The country’s three regional EPA natural gas supply companies covering the wider Athens area, Thessaly and Thessaloniki have submitted their tariff proposals for 2017 to RAE, the Regulatory Authority for Energy, and are now awaiting its response, expected around mid-November, which will shape their future moves, including whether legal action will be taken against against the Greek State for damages.
These tariff proposals concern smaller-scale industrial consumers as the EPA companies will decide for themselves on the tariff levels to be offered to major-scale industrial consumers.
The RAE decision will influence whether the EPA company foreign shareholders, Shell and Eni, will take legal action against the Greek State seeking compensation for the premature end to their regional monopolies, carried out as part of Greece’s gas market reforms.
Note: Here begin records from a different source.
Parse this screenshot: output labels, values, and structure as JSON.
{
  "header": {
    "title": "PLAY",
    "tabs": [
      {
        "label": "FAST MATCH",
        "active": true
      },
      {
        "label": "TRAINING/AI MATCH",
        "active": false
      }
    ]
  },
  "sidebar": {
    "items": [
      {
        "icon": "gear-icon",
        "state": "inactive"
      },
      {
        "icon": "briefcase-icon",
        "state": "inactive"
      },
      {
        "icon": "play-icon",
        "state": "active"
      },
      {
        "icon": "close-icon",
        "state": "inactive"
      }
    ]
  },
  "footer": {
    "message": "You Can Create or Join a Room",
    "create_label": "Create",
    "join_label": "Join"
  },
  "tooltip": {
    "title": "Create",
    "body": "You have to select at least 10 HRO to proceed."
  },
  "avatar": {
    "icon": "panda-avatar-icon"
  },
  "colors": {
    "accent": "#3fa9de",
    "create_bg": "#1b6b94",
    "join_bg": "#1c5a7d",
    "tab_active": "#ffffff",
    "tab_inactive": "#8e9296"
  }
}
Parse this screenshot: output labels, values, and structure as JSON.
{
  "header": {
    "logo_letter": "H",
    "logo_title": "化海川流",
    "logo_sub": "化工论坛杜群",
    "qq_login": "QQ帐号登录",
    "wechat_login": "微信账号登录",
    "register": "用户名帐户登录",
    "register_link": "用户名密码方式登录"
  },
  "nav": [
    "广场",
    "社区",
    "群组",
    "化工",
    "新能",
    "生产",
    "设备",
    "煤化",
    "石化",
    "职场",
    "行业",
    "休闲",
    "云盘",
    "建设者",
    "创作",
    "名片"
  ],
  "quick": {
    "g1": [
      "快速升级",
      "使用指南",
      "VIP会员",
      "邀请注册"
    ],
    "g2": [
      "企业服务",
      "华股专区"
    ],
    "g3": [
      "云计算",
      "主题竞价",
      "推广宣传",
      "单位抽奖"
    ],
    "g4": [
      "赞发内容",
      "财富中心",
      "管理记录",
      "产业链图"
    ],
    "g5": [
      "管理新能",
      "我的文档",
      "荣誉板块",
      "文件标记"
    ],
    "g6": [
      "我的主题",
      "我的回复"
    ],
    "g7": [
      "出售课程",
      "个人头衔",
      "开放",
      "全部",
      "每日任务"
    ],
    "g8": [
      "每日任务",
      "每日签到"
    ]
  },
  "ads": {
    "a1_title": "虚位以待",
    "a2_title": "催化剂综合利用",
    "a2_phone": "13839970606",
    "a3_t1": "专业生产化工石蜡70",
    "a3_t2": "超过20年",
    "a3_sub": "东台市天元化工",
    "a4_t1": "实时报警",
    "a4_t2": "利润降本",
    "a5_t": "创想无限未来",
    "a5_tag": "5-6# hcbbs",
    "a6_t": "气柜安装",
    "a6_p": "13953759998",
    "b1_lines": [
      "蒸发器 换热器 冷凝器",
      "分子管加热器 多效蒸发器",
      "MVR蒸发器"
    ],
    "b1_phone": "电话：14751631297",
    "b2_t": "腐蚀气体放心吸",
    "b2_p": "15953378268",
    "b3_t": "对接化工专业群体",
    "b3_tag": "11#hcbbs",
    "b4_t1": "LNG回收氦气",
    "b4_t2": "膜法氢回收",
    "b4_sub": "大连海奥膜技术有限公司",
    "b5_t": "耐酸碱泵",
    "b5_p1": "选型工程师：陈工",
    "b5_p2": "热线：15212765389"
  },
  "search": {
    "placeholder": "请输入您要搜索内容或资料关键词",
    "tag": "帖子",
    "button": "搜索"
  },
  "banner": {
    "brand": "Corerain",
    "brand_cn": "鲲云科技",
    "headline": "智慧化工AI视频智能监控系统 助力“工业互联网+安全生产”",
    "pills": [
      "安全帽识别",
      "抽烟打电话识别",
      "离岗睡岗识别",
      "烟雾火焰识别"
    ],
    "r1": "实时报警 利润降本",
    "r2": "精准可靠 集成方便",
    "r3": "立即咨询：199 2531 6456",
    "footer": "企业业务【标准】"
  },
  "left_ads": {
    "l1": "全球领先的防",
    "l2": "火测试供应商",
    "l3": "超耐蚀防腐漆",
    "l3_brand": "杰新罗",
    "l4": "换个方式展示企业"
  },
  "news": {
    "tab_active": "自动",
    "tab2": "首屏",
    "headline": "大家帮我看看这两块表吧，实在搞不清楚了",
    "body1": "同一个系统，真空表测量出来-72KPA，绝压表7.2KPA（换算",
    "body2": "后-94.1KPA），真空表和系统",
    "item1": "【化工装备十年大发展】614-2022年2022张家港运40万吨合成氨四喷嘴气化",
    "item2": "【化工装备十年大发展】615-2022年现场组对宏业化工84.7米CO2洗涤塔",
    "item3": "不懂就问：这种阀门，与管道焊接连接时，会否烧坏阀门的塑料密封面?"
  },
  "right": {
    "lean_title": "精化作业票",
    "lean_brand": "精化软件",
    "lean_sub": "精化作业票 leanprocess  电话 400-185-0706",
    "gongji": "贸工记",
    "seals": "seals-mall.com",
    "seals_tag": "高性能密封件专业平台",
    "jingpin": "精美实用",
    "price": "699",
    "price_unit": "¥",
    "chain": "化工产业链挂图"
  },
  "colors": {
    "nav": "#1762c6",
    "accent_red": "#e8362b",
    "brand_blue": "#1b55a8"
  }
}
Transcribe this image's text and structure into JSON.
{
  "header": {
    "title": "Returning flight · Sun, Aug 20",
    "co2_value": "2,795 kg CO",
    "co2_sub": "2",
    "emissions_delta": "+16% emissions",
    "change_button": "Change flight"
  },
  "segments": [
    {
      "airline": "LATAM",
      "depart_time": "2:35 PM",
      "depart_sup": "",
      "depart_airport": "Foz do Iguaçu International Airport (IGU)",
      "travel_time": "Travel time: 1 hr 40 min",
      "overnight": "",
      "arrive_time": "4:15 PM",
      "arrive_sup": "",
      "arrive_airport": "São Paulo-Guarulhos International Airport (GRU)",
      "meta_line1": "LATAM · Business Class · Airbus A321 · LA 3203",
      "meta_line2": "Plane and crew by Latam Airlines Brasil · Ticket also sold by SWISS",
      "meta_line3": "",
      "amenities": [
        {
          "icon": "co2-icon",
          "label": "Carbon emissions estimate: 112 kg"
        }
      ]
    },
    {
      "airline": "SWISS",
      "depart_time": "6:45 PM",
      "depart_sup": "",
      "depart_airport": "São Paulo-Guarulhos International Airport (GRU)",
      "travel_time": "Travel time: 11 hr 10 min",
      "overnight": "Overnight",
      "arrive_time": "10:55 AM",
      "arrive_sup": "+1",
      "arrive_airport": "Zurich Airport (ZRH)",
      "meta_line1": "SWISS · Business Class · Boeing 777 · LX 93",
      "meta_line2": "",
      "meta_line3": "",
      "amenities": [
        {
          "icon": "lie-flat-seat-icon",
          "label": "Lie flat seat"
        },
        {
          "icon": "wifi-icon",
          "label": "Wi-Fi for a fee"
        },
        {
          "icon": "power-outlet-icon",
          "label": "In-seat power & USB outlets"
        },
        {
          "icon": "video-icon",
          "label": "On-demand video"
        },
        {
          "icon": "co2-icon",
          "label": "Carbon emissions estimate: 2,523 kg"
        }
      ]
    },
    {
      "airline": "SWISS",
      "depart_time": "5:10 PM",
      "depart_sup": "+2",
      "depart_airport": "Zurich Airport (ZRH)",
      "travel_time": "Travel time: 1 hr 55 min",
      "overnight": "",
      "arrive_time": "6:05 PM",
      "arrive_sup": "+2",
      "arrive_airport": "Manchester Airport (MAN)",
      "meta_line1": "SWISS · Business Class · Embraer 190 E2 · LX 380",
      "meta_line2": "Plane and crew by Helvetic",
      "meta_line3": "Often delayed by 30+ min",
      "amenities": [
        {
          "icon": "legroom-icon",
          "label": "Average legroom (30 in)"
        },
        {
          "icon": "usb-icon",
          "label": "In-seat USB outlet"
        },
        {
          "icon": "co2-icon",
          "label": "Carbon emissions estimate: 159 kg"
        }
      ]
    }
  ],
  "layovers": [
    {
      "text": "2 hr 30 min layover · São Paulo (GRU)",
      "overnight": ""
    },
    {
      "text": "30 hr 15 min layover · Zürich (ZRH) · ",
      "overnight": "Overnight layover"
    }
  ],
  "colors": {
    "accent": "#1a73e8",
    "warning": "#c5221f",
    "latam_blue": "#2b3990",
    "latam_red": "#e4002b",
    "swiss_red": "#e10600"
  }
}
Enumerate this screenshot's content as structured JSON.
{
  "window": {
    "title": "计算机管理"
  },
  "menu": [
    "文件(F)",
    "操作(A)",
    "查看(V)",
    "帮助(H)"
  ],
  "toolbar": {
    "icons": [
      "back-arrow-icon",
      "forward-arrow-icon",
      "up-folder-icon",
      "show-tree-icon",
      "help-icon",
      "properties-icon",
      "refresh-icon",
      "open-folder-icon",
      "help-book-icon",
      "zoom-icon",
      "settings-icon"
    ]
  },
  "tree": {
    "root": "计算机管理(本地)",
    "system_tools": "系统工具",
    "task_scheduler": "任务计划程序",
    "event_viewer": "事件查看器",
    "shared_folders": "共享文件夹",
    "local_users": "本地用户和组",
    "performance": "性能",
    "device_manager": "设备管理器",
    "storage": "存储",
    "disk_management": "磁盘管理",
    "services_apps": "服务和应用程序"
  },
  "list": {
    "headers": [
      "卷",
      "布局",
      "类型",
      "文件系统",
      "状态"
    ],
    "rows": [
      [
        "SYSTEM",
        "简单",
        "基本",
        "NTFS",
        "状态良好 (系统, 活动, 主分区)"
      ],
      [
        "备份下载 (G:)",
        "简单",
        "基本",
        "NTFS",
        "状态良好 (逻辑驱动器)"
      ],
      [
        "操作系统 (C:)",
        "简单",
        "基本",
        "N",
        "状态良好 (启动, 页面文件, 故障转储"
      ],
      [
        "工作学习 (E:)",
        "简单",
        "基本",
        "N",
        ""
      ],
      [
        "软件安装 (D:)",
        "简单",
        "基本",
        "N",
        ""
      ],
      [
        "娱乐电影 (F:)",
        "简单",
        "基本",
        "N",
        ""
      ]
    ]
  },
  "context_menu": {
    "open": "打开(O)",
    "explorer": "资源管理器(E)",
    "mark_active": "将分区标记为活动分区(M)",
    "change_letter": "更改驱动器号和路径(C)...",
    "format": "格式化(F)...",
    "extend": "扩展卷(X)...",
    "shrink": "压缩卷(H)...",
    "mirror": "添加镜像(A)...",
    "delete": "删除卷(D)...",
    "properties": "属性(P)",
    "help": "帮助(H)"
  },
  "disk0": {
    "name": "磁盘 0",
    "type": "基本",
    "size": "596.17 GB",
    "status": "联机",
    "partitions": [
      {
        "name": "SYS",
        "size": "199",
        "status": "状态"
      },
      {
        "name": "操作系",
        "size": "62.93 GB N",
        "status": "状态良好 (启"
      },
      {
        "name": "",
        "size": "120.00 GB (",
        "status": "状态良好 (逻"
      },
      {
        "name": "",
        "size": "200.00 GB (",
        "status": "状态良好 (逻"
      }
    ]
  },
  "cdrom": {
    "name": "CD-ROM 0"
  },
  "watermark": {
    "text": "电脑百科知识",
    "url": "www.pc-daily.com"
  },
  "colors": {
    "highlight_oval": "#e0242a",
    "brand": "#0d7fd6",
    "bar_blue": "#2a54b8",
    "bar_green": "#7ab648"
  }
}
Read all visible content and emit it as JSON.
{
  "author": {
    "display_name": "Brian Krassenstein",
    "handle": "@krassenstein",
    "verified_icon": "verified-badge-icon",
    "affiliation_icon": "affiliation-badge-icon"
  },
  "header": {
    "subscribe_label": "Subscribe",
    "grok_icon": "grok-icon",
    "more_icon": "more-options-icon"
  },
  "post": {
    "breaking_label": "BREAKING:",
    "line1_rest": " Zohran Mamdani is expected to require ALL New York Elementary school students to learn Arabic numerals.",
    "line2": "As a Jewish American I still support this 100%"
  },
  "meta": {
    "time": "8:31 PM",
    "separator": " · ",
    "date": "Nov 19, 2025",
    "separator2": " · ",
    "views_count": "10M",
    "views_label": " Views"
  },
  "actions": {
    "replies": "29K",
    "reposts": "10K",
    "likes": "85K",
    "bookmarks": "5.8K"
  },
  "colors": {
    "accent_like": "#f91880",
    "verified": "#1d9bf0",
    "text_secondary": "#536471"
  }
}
Shell and Eni had signed contracts promising them exclusive regional supply rights over an extended period.
DEPA, Greece’s Public Gas Corporation, holds majority 51 percent stakes in all three EPA gas supply companies. Shell holds a 49% stake in EPA Attica, covering the wider Athens region, while the Italian multinational Eni holds 49% stakes in the Thessaly and Thessaloniki ventures.
Shell and Eni have been considering taking legal action since 2014, when the plan to disrupt their monopolies was first tabled.
All non-household customers, regardless of natural gas consumption levels, will have the right to freely choose suppliers as of January 1, 2017. The retail natural gas market will be fully liberalized a year later, on January 1, 2018, when households will also be entitled to choose their respective supplier.
The country’s three major independent electricity suppliers, Protergia, Elpedison and Heron, are expected to also enter the natural gas retail market in 2018, once it is fully liberalized.
Besides the tariff level issue, the EPA supply companies are also concerned about the WACC (Weighted Average Cost of Capital) figure of 9.23 percent already set by RAE. EPA company officials have remarked that this figure neither reflects the level of risk entailed in the Greek market nor the limited penetration of natural gas.
Also, sector officials have pointed out that the 9.23 percent figure is insufficient as major investments of the past have yet to be amortized, while it fails to offer incentive for further expansion of the network into new areas.